COLUMBIA --- White House hopeful John McCain's campaign began airing his first radio ads in early voting South Carolina on Monday, telling voters he was right in calling for a troop surge in Iraq and that terrorists are on the run.
The Arizona senator's campaign has purchased more than 1,000 ads, but "we're not going to get into our ad strategy," said spokesman B.J. Boling, when asked if the ads are running statewide. He also would not say how much the campaign is spending.
In the ad, an announcer says Senate Majority Leader Harry Reid called the Iraq war lost but that he was wrong and Mr. McCain was the only candidate calling for adding troops.
"I've been to Iraq nine times," U.S. Sen. Lindsey Graham, Mr. McCain's chief South Carolina supporter, says in the 30-second ad. "The troop surge is working. Terrorists are on the run, and we need a president prepared to win."
Mr. McCain, Mr. Graham says, "is the only candidate for president prepared to be commander in chief on day one. No candidate can match his record of service. And as all the polls indicate, he's the only Republican who can beat Hillary Clinton in the general election. So our party and our nation need John McCain."
Mr. McCain has aired ads in New Hampshire and Boston for more than a month.
The ad is not the first ad favorable to Mr. McCain to get on the air here. In November, an independent group, the Foundation for a Secure and Prosperous America, put up a South Carolina ad praising Mr. McCain and Mr. Graham as "leaders who share our priorities" by supporting funds for U.S. troops and opposing pork-barrel spending. Mr. McCain, long an opponent of those kinds of independent ads, called on the group to pull them.
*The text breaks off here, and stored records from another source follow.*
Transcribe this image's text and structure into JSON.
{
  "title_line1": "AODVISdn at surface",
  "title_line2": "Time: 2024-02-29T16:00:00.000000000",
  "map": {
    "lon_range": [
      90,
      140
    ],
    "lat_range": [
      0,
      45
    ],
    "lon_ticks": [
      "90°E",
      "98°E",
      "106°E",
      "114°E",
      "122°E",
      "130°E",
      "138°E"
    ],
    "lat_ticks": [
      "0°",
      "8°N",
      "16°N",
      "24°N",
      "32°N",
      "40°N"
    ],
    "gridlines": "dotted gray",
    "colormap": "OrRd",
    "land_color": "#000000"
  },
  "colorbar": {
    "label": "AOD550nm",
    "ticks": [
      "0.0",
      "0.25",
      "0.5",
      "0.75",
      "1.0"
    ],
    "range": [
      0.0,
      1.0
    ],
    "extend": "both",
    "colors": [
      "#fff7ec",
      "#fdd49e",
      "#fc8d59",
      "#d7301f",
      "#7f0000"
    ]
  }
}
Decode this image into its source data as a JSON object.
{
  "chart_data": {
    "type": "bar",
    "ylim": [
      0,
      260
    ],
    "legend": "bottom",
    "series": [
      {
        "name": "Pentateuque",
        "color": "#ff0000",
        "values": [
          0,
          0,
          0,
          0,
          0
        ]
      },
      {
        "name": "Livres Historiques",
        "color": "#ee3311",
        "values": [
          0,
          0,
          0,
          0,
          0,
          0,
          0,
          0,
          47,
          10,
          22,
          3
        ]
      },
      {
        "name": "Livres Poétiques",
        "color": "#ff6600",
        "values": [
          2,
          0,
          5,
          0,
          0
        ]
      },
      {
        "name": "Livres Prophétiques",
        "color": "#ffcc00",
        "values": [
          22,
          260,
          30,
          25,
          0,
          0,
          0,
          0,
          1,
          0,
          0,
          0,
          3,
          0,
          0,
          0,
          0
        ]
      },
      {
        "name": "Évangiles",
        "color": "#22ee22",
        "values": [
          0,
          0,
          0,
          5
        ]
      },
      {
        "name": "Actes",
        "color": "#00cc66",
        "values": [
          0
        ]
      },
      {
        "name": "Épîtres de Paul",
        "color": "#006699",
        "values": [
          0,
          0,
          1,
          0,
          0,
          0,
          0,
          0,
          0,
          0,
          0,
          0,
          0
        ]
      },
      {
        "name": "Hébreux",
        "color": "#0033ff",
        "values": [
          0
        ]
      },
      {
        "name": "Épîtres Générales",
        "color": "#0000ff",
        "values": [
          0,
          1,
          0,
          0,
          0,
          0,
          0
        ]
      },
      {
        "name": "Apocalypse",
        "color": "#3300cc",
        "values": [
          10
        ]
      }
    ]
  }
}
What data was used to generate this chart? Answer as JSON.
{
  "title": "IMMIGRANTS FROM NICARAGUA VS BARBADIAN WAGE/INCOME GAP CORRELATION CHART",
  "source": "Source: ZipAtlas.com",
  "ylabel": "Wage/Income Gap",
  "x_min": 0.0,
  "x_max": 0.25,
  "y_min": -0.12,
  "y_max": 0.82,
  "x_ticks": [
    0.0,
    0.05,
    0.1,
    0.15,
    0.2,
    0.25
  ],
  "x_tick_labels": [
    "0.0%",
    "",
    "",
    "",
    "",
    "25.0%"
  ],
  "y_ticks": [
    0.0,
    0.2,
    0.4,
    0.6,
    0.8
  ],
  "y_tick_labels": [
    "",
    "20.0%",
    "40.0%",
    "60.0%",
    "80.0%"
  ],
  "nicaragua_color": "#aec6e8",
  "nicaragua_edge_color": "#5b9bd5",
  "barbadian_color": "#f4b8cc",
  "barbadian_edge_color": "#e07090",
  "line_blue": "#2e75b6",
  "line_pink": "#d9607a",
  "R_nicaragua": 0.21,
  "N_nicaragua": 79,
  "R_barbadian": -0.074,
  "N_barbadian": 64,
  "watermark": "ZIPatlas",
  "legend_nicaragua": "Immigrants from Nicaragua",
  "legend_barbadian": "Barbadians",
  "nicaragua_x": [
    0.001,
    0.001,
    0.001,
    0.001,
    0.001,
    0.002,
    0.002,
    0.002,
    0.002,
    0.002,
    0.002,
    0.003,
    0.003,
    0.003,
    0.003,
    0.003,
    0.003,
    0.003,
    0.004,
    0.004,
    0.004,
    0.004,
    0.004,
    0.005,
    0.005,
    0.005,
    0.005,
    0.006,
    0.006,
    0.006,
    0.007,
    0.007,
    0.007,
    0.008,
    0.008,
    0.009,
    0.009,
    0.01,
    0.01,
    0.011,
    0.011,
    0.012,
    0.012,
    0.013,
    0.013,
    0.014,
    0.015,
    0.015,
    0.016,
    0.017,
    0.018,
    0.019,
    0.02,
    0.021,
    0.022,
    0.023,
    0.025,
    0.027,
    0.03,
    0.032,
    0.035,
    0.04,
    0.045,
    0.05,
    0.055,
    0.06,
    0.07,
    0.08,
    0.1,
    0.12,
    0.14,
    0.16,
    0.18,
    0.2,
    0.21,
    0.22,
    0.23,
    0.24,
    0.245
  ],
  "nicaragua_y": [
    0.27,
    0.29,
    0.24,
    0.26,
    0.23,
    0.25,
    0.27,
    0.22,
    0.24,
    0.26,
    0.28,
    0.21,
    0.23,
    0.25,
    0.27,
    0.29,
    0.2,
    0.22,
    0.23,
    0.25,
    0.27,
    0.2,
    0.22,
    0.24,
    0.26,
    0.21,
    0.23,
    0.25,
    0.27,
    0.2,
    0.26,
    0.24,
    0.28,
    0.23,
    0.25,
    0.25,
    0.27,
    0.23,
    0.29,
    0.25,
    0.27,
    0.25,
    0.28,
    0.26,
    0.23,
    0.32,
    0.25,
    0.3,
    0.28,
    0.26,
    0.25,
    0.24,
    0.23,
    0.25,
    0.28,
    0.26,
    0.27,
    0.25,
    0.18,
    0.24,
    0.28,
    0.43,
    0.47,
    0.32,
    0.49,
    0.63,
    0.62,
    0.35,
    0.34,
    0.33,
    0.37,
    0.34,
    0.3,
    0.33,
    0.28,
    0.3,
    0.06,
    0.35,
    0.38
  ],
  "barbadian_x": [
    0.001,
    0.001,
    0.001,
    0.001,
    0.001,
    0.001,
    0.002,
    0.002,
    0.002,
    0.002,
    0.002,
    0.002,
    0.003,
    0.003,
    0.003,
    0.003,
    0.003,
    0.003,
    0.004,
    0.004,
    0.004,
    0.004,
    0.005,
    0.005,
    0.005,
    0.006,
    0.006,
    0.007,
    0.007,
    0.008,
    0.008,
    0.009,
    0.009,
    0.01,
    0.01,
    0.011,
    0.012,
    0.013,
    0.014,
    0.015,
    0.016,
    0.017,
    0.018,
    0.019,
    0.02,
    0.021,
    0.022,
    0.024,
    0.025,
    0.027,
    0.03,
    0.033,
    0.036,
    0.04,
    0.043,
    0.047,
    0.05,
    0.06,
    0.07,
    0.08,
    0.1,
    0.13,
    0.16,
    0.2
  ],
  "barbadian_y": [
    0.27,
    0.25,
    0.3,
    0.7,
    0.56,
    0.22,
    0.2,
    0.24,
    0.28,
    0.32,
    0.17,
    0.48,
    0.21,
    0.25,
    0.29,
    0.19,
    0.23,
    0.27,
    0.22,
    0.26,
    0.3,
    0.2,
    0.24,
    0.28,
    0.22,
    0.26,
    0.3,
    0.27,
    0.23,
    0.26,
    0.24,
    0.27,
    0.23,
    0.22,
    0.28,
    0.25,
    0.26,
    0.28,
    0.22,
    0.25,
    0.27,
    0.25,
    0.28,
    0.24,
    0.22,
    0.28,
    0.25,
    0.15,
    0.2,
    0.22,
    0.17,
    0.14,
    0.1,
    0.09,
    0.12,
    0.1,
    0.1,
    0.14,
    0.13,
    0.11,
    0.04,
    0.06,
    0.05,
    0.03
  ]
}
Mr. McCain's ties to Mr. Graham in the new ad, however, likely will remind voters of how both pushed President Bush's plans for overhauls of the nation's immigration laws this year that failed as the GOP base branded it an opportunity for amnesty for illegal immigrants.
Mr. Graham's involvement was a chief reason he now faces primary challengers as he seeks a second term in 2008. While Mr. Graham's campaign has plenty of cash to ward off challengers, both he and Mr. McCain have conceded they learned lessons from pushing the legislation.
Mr. McCain wrapped up a two-day swing through South Carolina on Saturday. Voters may not see him back in the state before the Jan. 10 GOP debate as Mr. McCain turns his attention to winning the Jan. 8 New Hampshire primary.